IA analysis of the logs suggest that the crashes appear to be related to GPU driver issues and NVMe storage problems.
## Critical Errors
### 1. GPU-related errors
```
amdgpu 0000:0a:00.0: amdgpu: Secure display: Generic Failure
amdgpu 0000:0a:00.0: amdgpu: SECUREDISPLAY: query securedisplay TA failed. ret 0x0
```
### 2. NVMe errors
```
nvme nvme0: failed to set APST feature (2)
nvme nvme1: failed to set APST feature (2)
```
### 3. System service errors
```
systemd[3217]: Failed to start app-gnome-gnome\x2dkeyring\x2dssh-3529.scope
systemd[3217]: Failed to start app-gnome-xdg\x2duser\x2ddirs-3556.scope
```
### 4. Display manager errors
```
gdm[1812]: Gdm: on_display_added: assertion 'GDM_IS_REMOTE_DISPLAY (display)' failed
gdm[1812]: Gdm: on_display_removed: assertion 'GDM_IS_REMOTE_DISPLAY (display)' failed
```
## System State
- Memory usage is normal (23GB free, no swap used)
- System load is normal (load average: 0.07, 0.19, 0.23)
- GPU temperature: 36.0°C (normal)
- NVMe temperatures: 33.9°C and 35.9°C (normal)
## Installed Packages
### Layered Packages
```
docker-compose
eza
java-17-openjdk-devel
nodejs
unetbootin
```
### Local Packages
```
appimagelauncher-2.2.0-travis995~0f91801.x86_64
balena-etcher-1.19.21-1.x86_64
```
## Steps to Reproduce
1. Normal system usage after fresh boot
2. System becomes unstable after some time
3. Eventually crashes or hangs
## Additional Notes
- Issues persist across reboots
- GPU errors appear consistently in system logs
- Both NVMe drives show APST errors during boot
- Multiple GNOME-related services fail to start properly
- System is running a recent deployment from January 15, 2025
## Attempted Solutions
- Cleared and Updated the system using ujust related commands
- Ran programmed and frecuente memory freeing commands
- Reporting issue to track the problem and get assistance with resolving the GPU and NVMe-related errors.

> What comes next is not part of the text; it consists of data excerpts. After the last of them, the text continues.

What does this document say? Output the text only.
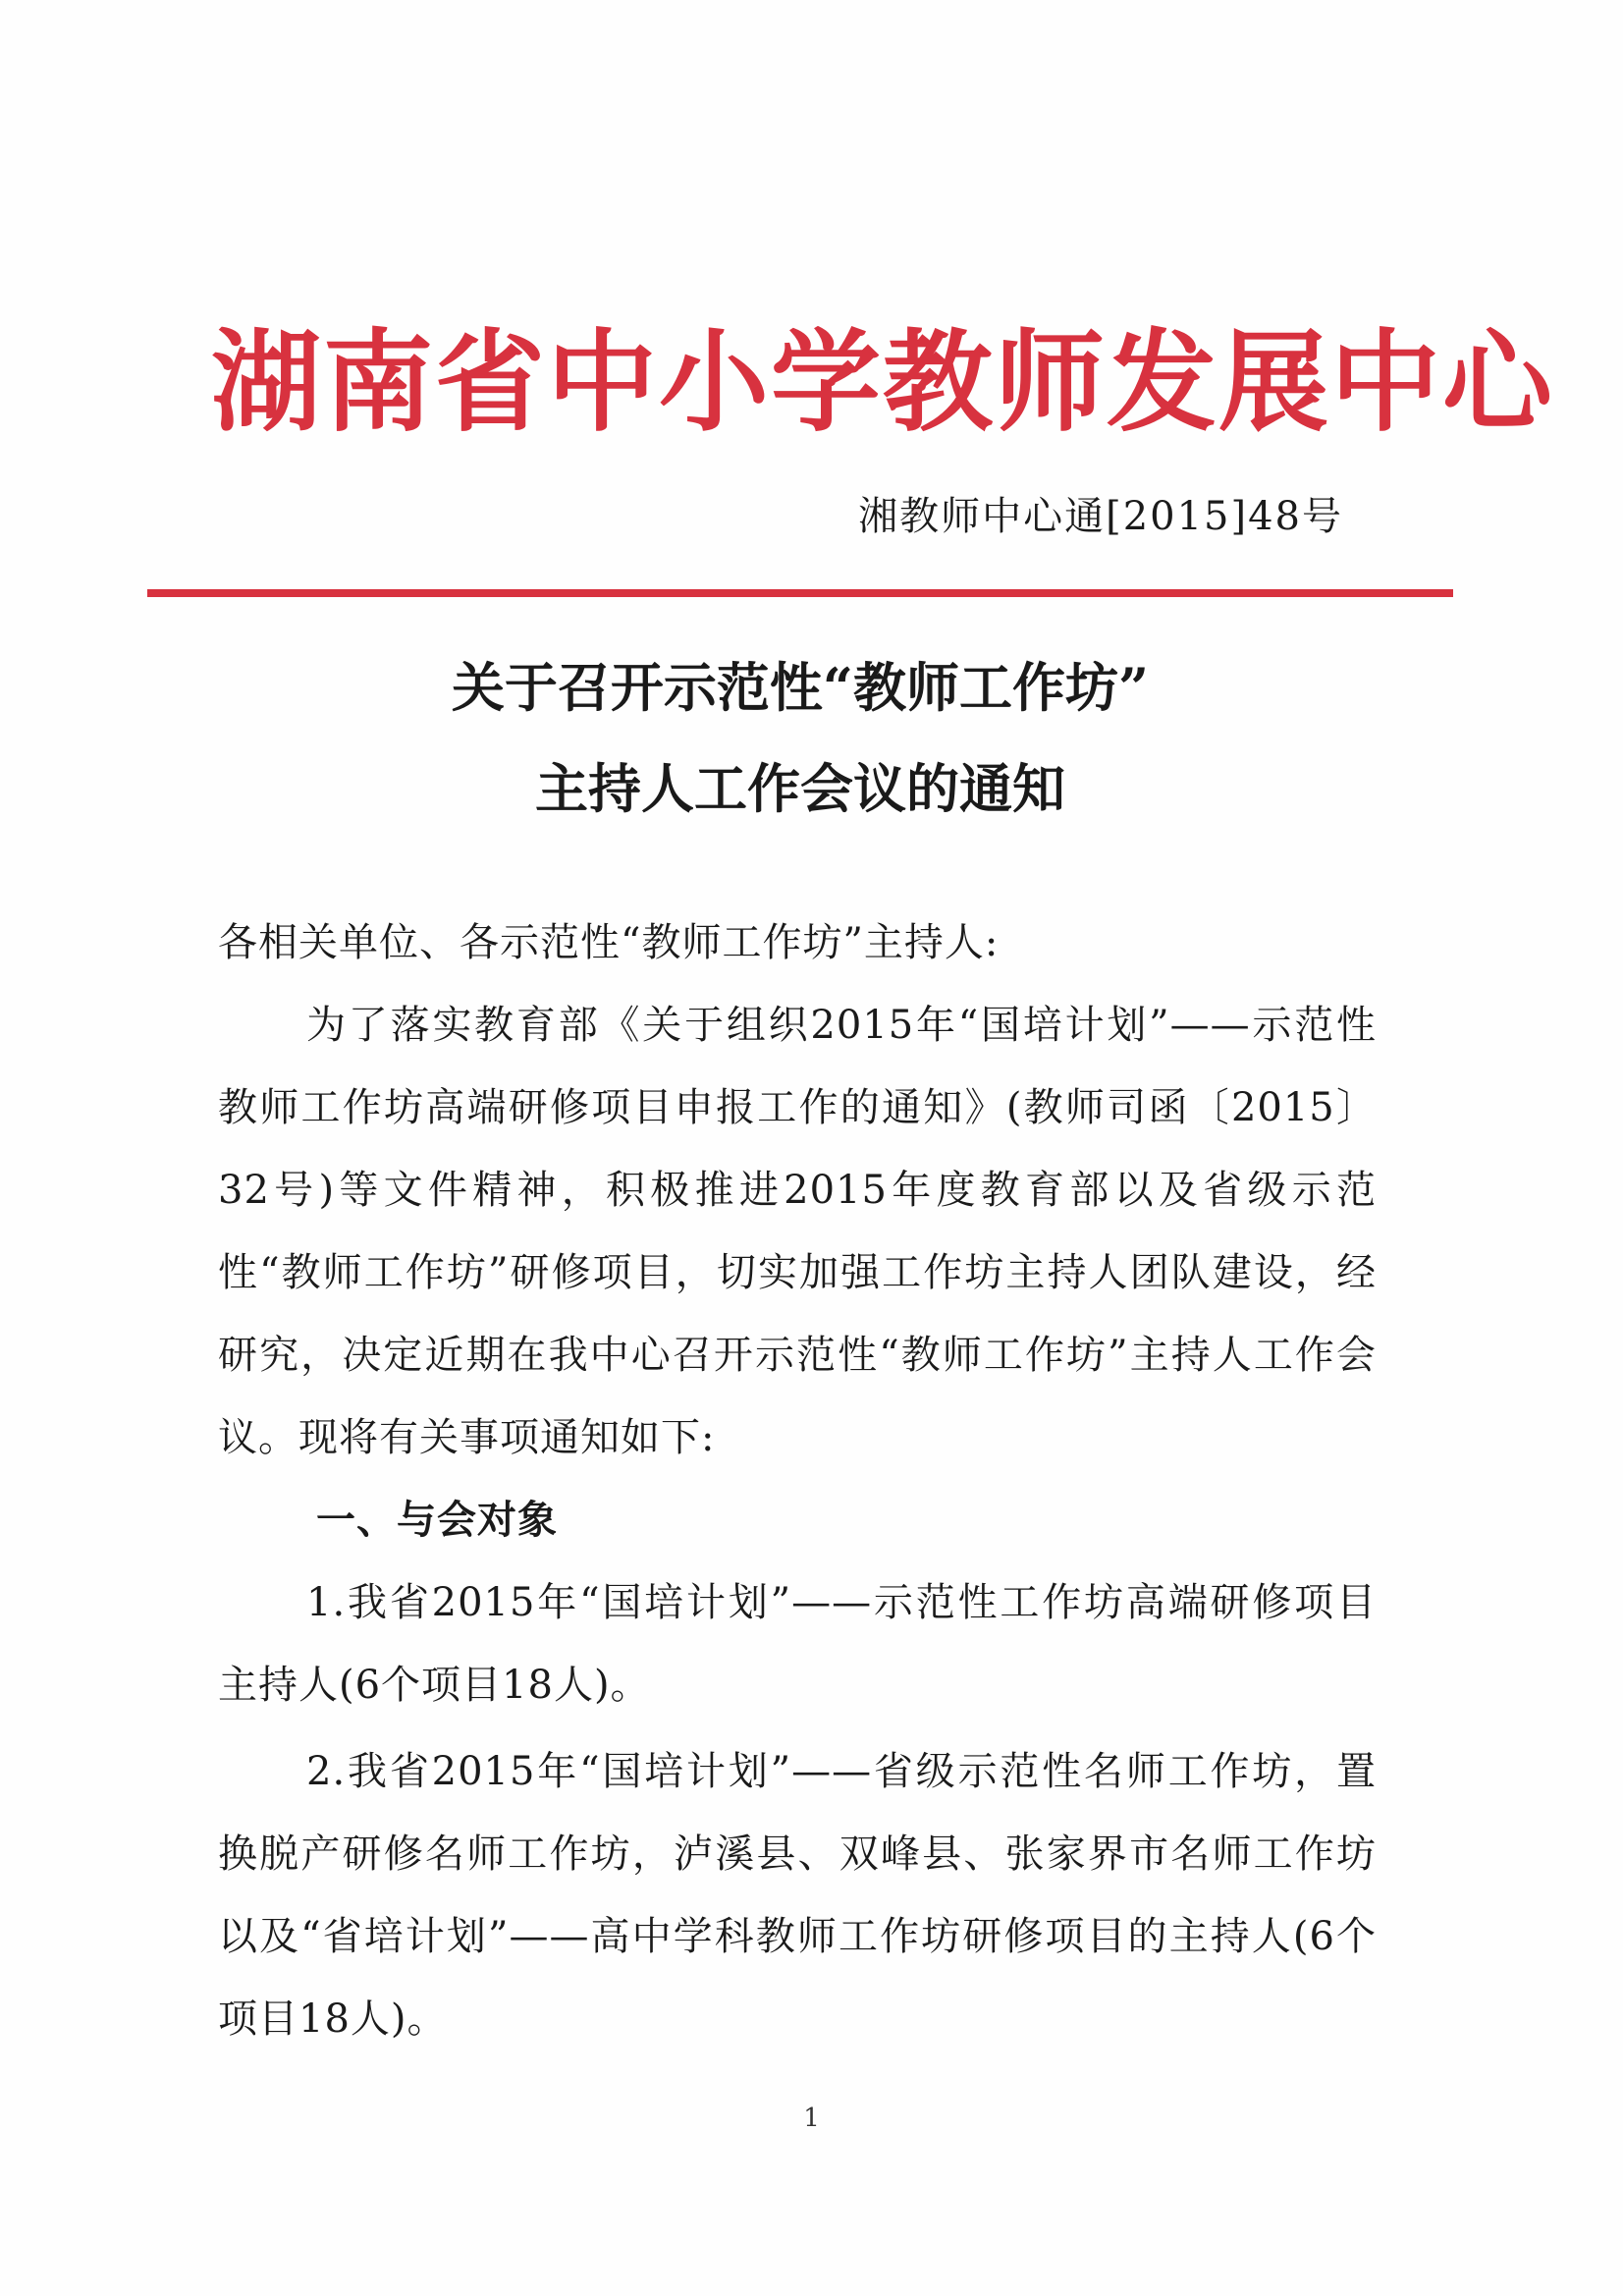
湖南省中小学教师发展中心
湘教师中心通[2015]48号
关于召开示范性“教师工作坊”
主持人工作会议的通知

各相关单位、各示范性“教师工作坊”主持人:

为了落实教育部《关于组织2015年“国培计划”——示范性教师工作坊高端研修项目申报工作的通知》(教师司函〔2015〕32号)等文件精神，积极推进2015年度教育部以及省级示范性“教师工作坊”研修项目，切实加强工作坊主持人团队建设，经研究，决定近期在我中心召开示范性“教师工作坊”主持人工作会议。现将有关事项通知如下:

一、与会对象

1.我省2015年“国培计划”——示范性工作坊高端研修项目主持人(6个项目18人)。

2.我省2015年“国培计划”——省级示范性名师工作坊，置换脱产研修名师工作坊，泸溪县、双峰县、张家界市名师工作坊以及“省培计划”——高中学科教师工作坊研修项目的主持人(6个项目18人)。

1
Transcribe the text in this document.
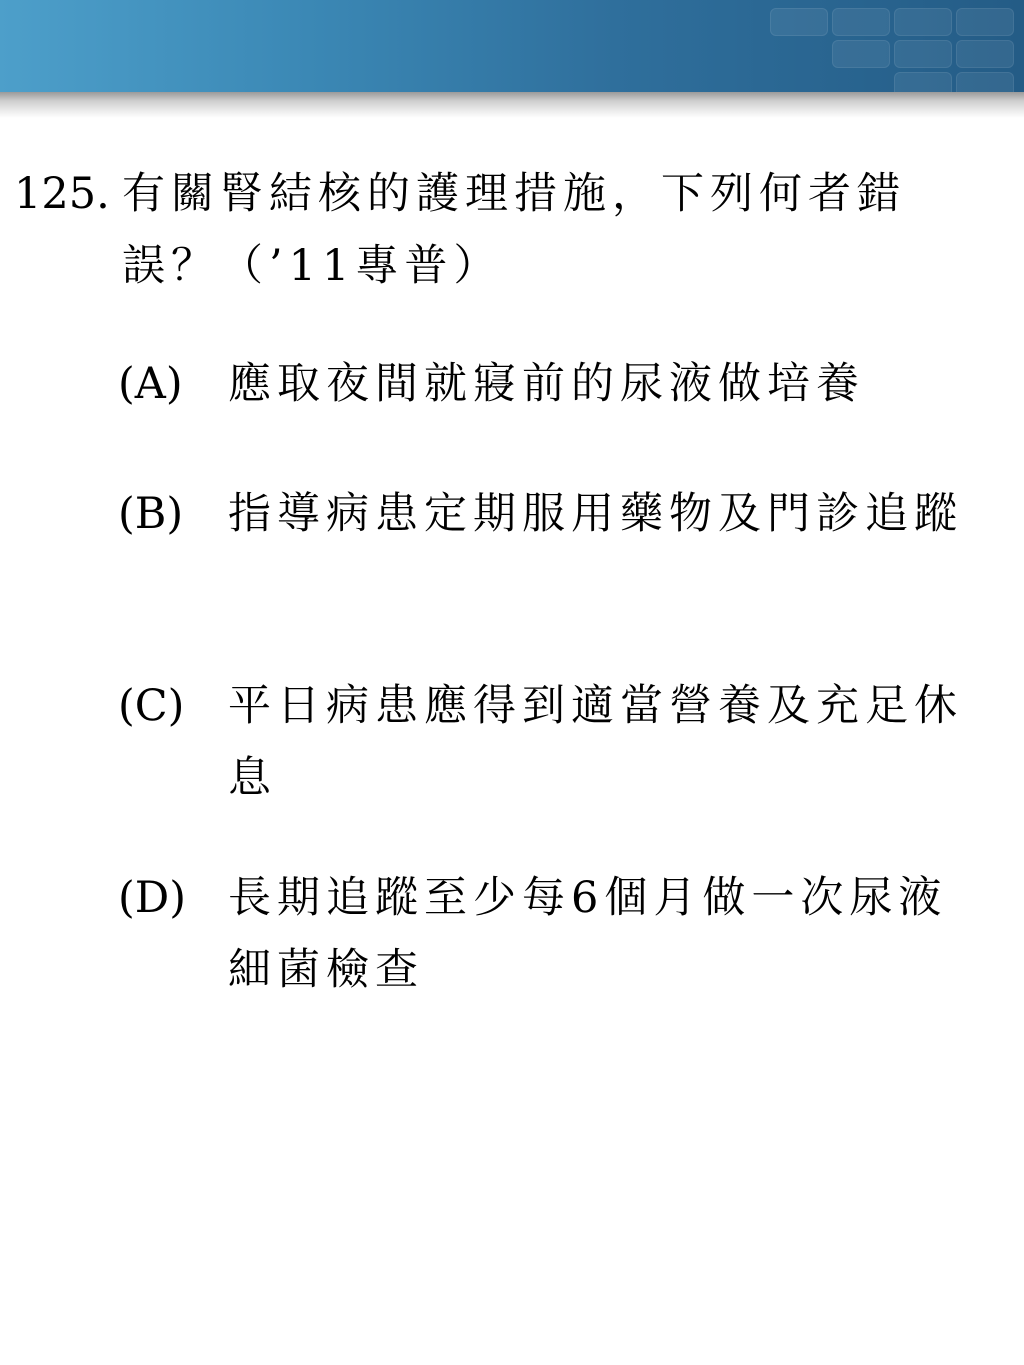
125. 有關腎結核的護理措施，下列何者錯誤？（’11專普）
(A)	應取夜間就寢前的尿液做培養
(B)	指導病患定期服用藥物及門診追蹤
(C)	平日病患應得到適當營養及充足休息
(D) 長期追蹤至少每6個月做一次尿液細菌檢查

_Logs and additional system information available upon request._
### What did you expect to happen?
To not hang.
### Output of `bootc status`
```shell
No staged image present
Current booted state is native ostree
Current rollback state is native ostree
```
### Output of `groups`
```shell
falbertengo wheel docker incus-admin lxd libvirt
```
### Extra information or context
_No response_
TL;DR: My machine UI hangs completely. I clarify UI because, once i was listening music while working when the hang occured and i could still hear music in my headphones until the machine crashed 3 minutes later.
No need to say that this is highly detrimental to my UX
Im a developer and i tend to push my machine quite a bit, when i do, the hang seems to occur faster.
Turn off automatic updates and see if that helps. As far as I have noticed, auto updates occur regardless of idle status. It’s set to go off every 2 or 3 hours I guess and when it’s running, things stutter here and there.